Question de lumière, la belle lumière océanique qui nimbe le film. Cercle et lumière qui forment une auréole autour de la tête de Gaëlle, la sainte de l’île, qui nous entraîne du côté du prodige, ce qui fait de Belladone, outre un conte moral et un conte politique, un conte fantastique. Il était une fois une île.
Ah ! Et qu’est-ce que mourir ? Passer de l’autre côté de la colline.

Prosper Hillairet
Jeune Cinéma en ligne directe

1. "Summer", Jeune Cinéma en ligne directe.


Belladone.
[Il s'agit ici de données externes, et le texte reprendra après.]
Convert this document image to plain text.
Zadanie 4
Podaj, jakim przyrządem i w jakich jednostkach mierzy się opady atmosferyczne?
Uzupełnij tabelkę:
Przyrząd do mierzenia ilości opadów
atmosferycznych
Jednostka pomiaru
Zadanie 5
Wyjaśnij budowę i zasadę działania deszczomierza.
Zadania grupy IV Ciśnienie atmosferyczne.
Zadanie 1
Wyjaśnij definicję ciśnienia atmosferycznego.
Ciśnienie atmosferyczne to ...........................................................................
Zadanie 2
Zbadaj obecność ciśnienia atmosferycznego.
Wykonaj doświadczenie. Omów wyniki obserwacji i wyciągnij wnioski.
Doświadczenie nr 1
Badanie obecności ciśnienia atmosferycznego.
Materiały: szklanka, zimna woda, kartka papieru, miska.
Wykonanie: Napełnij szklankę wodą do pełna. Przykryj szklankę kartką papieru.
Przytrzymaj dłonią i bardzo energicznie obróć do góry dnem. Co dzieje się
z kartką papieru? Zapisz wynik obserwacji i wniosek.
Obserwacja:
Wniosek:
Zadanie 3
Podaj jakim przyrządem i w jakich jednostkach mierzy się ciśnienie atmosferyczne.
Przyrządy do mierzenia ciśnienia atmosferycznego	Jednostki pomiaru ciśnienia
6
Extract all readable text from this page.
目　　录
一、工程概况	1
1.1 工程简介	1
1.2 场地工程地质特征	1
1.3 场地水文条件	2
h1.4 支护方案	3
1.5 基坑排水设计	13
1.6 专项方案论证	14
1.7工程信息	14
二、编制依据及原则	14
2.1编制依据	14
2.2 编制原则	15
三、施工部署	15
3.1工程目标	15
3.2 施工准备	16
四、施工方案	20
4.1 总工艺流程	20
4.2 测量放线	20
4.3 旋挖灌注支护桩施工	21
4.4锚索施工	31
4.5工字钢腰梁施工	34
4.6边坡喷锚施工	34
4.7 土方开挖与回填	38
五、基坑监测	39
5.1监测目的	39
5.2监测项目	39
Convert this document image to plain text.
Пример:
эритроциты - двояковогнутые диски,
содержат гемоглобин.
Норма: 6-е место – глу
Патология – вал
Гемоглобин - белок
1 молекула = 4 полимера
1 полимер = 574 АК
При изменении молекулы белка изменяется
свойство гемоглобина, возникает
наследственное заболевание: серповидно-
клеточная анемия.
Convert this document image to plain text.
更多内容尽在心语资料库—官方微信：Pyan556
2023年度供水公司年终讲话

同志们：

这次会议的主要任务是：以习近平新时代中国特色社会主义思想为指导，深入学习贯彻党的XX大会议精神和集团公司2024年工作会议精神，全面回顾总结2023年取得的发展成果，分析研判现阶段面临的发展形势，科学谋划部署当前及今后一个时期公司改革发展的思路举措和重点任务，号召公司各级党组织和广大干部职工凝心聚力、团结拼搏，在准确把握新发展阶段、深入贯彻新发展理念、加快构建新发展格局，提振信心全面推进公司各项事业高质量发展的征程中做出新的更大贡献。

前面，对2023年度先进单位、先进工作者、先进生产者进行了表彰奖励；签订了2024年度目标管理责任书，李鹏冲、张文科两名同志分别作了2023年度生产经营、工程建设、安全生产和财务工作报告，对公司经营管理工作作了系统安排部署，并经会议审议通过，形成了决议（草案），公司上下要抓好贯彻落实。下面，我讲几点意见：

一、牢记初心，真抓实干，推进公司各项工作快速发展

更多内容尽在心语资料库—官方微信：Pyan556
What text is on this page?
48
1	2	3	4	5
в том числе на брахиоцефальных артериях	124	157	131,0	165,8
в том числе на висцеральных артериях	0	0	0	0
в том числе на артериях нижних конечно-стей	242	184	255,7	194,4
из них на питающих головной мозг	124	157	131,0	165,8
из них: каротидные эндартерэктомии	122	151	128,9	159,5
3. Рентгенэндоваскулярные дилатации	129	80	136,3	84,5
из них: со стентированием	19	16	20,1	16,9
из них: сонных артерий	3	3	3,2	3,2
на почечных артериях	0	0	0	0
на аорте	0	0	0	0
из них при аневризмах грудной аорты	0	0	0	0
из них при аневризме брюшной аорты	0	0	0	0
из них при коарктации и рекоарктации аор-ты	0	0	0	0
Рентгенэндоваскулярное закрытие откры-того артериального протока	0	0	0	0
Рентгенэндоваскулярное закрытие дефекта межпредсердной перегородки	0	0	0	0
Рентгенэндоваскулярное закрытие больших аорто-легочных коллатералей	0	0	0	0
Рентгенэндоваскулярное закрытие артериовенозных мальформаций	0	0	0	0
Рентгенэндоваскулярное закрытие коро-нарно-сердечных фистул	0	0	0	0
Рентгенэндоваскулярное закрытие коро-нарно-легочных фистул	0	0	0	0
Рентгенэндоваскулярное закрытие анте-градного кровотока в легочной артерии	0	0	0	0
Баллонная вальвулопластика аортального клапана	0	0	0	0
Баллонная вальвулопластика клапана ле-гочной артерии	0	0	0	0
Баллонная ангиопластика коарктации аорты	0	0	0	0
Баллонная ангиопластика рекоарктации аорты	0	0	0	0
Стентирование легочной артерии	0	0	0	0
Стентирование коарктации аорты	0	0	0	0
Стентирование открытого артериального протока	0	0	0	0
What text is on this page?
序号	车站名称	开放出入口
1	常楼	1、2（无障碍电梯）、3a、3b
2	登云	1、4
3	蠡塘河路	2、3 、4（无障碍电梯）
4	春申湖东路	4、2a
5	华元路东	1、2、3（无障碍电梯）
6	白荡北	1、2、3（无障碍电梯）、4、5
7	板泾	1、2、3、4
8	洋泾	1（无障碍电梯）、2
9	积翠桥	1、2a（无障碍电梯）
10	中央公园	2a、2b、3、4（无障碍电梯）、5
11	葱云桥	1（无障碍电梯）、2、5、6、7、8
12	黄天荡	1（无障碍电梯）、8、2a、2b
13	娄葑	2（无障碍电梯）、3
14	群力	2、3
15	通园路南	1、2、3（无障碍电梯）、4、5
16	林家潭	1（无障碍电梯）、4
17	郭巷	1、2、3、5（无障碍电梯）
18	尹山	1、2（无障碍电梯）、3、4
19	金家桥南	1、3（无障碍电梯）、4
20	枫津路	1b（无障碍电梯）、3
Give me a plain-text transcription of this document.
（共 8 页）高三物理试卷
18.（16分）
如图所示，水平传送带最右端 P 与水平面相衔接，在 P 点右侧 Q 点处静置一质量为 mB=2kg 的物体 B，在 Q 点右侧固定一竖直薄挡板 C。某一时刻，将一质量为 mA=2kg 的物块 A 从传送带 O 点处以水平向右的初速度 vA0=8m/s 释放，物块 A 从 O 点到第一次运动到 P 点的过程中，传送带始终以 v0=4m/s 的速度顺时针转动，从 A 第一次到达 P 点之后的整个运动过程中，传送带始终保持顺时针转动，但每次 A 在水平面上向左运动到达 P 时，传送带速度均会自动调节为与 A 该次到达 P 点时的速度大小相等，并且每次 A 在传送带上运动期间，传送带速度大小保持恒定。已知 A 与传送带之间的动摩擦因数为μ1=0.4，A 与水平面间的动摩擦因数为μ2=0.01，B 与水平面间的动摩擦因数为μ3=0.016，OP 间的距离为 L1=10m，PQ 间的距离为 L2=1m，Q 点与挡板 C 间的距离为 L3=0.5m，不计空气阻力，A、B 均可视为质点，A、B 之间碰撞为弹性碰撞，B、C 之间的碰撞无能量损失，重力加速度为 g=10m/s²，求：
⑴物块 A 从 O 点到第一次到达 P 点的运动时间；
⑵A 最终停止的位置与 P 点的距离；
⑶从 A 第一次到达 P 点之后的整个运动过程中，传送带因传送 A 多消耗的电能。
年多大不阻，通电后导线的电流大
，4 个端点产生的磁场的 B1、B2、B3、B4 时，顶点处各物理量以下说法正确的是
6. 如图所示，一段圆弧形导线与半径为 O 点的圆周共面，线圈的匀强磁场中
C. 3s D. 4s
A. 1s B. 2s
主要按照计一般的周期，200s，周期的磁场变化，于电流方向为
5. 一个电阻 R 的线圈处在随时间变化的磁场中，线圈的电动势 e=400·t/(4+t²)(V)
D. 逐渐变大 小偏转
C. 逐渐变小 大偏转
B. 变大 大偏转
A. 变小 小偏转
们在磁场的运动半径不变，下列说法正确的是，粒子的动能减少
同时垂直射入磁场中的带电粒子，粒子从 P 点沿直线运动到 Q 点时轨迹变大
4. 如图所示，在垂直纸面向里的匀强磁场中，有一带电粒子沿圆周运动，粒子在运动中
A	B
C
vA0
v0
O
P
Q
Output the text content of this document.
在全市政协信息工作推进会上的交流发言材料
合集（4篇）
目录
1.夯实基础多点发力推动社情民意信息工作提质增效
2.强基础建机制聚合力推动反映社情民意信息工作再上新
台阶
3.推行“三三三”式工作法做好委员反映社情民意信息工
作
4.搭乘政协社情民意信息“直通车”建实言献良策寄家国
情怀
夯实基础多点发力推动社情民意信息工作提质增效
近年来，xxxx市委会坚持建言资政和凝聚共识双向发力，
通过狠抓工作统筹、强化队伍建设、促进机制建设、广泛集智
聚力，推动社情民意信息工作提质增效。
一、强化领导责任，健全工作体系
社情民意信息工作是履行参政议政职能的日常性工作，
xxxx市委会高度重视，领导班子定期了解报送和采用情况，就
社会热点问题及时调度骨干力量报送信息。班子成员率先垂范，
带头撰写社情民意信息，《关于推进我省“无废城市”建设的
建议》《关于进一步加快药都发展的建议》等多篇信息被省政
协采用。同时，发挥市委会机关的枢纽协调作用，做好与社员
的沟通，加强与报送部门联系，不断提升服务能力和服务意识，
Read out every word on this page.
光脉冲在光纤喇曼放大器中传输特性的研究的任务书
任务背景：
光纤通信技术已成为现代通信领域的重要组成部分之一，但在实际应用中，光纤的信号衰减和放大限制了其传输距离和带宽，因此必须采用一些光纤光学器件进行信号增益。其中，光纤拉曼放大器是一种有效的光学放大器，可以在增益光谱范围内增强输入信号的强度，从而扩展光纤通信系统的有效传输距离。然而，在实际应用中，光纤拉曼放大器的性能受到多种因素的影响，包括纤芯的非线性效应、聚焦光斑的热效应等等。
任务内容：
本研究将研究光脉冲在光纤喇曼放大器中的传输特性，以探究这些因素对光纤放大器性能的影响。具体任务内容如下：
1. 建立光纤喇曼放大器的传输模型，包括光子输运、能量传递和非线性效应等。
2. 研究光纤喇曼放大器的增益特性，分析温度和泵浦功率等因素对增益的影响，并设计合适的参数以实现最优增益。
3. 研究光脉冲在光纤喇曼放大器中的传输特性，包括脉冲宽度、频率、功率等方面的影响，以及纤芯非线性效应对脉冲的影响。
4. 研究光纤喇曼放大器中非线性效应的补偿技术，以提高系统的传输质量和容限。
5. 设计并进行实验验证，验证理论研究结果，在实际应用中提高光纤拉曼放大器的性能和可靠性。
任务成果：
Réal, dial : Alanté Kavaïté ; sc : A.K. & Sara Wikler ; ph : Manuel Alberto Claro ; mont : Joëlle Hache ; mu : Nicolas Becker & Quentin Sirjacq ; déc : Sebastian Vogler & Laurent Le Corre ; cost : Isabelle Pannetier. Int : Nadia Tereszkiewicz, Dali Benssalah, Daphné Patakia, Miou-Miou, Patrick Chesnais, Alexandra Stewart, Jean-Claude Drouot, Féodor Atkine, Claire Magnin, Joël Cudennec, Méryl Bergoz-Lony (France, 2024, 95 mn).